Le mariage de plaisir, très peu connu en Occident, est de plus en plus répandu dans la communauté musulmane chiite. Courant en Iran, il reste encore tabou au Liban. Reportage à Beyrouth sur une pratique secrète.

C'est le mariage le plus facile du monde à contracter. Une femme prononce la formule: «Je me donne à toi pour telle durée et pour telle somme.» L'homme répond: «J'accepte.» Le tour est joué. L'union peut être immédiatement consommée.

Malgré l'approbation des autorités religieuses chiites, le mariage de plaisir, aussi appelé mariage temporaire, reste considéré par une majorité de musulmans chiites comme un mariage au rabais, honteux et dégradant, car il autorise des relations sexuelles en dehors du mariage permanent.

«Des parents ont tué leur fille parce qu'elle avait conclu un mariage de plaisir ou simplement parce qu'ils avaient un doute. C'est arrivé dans la Bekaa ou le Hermel au cours des dernières années -deux régions frontalières de la Syrie», affirme le cheikh Karkaba.

Approuvé par Mahomet

Les mariages temporaires, rejetés socialement, ont pourtant été autorisés par le prophète Mahomet, notamment pour permettre de supporter l'éloignement lors des conquêtes. Il a ensuite été interdit par le deuxième calife de l'islam, Omar, mais les dignitaires chiites, par défiance, l'ont toujours considéré comme légitime.

Ils continuent à le défendre aujourd'hui. «Ce mariage permet d'assouvir ses besoins sexuels en dehors du mariage permanent, dans un cadre religieux. Il permet d'éviter la fornication, la multiplication des partenaires», explique le cheikh Khichn.
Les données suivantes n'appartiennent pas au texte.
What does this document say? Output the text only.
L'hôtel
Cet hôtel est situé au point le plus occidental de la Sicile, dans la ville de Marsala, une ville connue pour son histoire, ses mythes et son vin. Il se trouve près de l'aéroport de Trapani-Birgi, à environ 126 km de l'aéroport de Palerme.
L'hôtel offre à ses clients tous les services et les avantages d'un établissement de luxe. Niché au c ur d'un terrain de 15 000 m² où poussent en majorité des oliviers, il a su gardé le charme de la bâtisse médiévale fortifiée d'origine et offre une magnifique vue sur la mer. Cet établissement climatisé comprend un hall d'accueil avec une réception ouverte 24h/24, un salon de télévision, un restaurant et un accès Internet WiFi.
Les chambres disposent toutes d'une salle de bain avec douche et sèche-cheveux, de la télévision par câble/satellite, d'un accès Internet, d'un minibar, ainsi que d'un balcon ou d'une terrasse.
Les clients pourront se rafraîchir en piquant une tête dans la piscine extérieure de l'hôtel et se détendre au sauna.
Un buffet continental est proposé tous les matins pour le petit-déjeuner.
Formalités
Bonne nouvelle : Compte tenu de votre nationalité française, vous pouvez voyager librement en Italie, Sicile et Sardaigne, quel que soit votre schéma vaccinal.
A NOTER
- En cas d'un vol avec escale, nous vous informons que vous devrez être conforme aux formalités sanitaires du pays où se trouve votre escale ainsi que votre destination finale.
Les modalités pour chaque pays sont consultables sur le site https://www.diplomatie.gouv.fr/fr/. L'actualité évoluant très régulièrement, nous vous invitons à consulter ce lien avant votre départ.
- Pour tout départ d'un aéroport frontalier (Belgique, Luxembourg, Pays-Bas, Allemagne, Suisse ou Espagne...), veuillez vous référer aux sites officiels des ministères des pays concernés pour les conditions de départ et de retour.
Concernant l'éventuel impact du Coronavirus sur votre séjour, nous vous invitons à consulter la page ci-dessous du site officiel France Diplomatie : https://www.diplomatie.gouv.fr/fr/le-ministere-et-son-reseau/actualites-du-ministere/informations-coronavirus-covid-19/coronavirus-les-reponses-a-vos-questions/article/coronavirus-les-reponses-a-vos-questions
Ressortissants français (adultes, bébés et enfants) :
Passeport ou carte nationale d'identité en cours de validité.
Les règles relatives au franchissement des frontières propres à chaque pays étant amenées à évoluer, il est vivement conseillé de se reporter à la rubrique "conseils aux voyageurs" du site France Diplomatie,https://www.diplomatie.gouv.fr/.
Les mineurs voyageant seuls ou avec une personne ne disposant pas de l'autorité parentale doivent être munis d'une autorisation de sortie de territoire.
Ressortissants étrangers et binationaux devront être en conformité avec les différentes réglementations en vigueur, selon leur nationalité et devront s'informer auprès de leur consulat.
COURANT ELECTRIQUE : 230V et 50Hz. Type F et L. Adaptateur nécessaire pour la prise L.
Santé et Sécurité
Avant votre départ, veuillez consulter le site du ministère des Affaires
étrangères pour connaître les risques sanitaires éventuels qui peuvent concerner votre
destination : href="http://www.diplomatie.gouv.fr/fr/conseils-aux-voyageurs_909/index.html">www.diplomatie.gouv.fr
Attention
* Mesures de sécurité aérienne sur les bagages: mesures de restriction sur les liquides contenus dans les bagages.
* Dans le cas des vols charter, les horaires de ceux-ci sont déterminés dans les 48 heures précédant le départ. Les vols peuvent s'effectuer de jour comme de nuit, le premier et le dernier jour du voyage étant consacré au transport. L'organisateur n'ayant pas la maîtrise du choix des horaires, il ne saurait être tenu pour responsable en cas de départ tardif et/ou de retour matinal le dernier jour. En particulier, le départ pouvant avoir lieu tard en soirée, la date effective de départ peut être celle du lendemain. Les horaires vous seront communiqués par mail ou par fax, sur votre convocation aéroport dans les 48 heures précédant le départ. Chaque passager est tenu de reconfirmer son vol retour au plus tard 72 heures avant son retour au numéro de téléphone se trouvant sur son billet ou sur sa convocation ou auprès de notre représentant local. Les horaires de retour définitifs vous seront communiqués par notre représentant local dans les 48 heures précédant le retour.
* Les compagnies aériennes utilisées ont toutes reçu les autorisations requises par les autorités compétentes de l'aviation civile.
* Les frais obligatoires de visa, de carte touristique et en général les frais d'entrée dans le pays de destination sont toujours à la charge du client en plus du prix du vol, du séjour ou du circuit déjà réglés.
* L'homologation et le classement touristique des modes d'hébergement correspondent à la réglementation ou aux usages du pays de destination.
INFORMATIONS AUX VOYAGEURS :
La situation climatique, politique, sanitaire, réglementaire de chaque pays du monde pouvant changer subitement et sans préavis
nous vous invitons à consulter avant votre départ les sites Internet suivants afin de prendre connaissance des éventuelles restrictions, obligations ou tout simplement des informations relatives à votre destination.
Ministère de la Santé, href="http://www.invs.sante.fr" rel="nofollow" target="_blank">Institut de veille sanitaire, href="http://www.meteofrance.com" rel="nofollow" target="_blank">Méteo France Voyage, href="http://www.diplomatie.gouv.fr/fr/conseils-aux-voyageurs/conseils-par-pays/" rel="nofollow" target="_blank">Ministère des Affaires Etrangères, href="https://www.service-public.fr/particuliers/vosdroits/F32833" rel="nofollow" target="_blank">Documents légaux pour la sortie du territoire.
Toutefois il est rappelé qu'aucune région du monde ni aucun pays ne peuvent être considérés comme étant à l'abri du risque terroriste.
«Ce mariage ne peut pas être assimilé à de l'adultère, car en cas d'enfant né des relations sexuelles lors du mariage de plaisir, ce dernier est considéré comme légitime, avec des droits d'héritage», ajoute le cheikh. Une façon également de distinguer le mariage de plaisir de la prostitution. Une autre règle dans ce sens prévoit d'ailleurs que la femme doit attendre 45 jours entre deux mariages de plaisir, même si rien ne prouve que cette condition soit vraiment respectée dans la pratique.

Il n'est pas nécessaire de passer de contrat écrit ni de prononcer la formule devant témoins. Un mariage temporaire peut donc théoriquement se conclure par téléphone ou même sur l'internet!

Nouveaux adeptes

Le mariage de plaisir est surtout prisé par les hommes mariés, qui peuvent contracter ce genre d'union sans limitation, à l'inverse de la femme. Il est pratiqué principalement avec des femmes veuves, divorcées ou qui ont passé l'âge de se marier.

Hussein a 35 ans et quatre enfants, et a récemment pratiqué pendant trois mois un mariage de plaisir avec une veuve. «Elle m'a tout de suite plu. Si je n'avais pas conclu un mariage de plaisir, j'aurais sûrement divorcé», explique-t-il.

À la question de savoir si sa femme était au courant, la réponse fuse. «Sûrement pas, elle ne l'aurait jamais accepté!»

Khouloud, mère de famille, entend régulièrement des histoires sur des mariages de plaisir qui tournent mal. «Les gens le pratiquent n'importe comment, en se cachant, cela est devenu totalement impossible à superviser.»

Sympathisante du Hezbollah, elle explique que le mariage temporaire sème même la zizanie au sein du Parti de Dieu. «Les veuves des combattants martyrs l'utilisent très souvent, au point que les autres femmes ont peur qu'elles concluent en secret des mariages de plaisir avec leurs maris. Elles sont particulièrement redoutées!» raconte-t-elle.

Phénomène nouveau, les mariages de plaisir connaissent un certain essor aussi dans le milieu étudiant. «Conclure des mariages de plaisir me permet de fréquenter des femmes et d'avoir des relations sexuelles avec elles, pour trouver celle avec laquelle je veux me marier pour fonder une famille», explique ainsi Ali, 22 ans, étudiant à l'Université libanaise.

«Il faut être réaliste. Les jeunes prolongent de plus en plus leurs études et n'ont pas les moyens financiers pour se marier tôt. Il faut bien qu'ils vivent leur sexualité, mais de manière contrôlée. Le mariage de plaisir est un bon compromis», affirme le cheikh Khichn. «Mais, prévient-il, le mariage reste fortement déconseillé aux filles vierges, tant qu'elles ne sont pas responsables et n'ont pas atteint un certain degré de discernement.»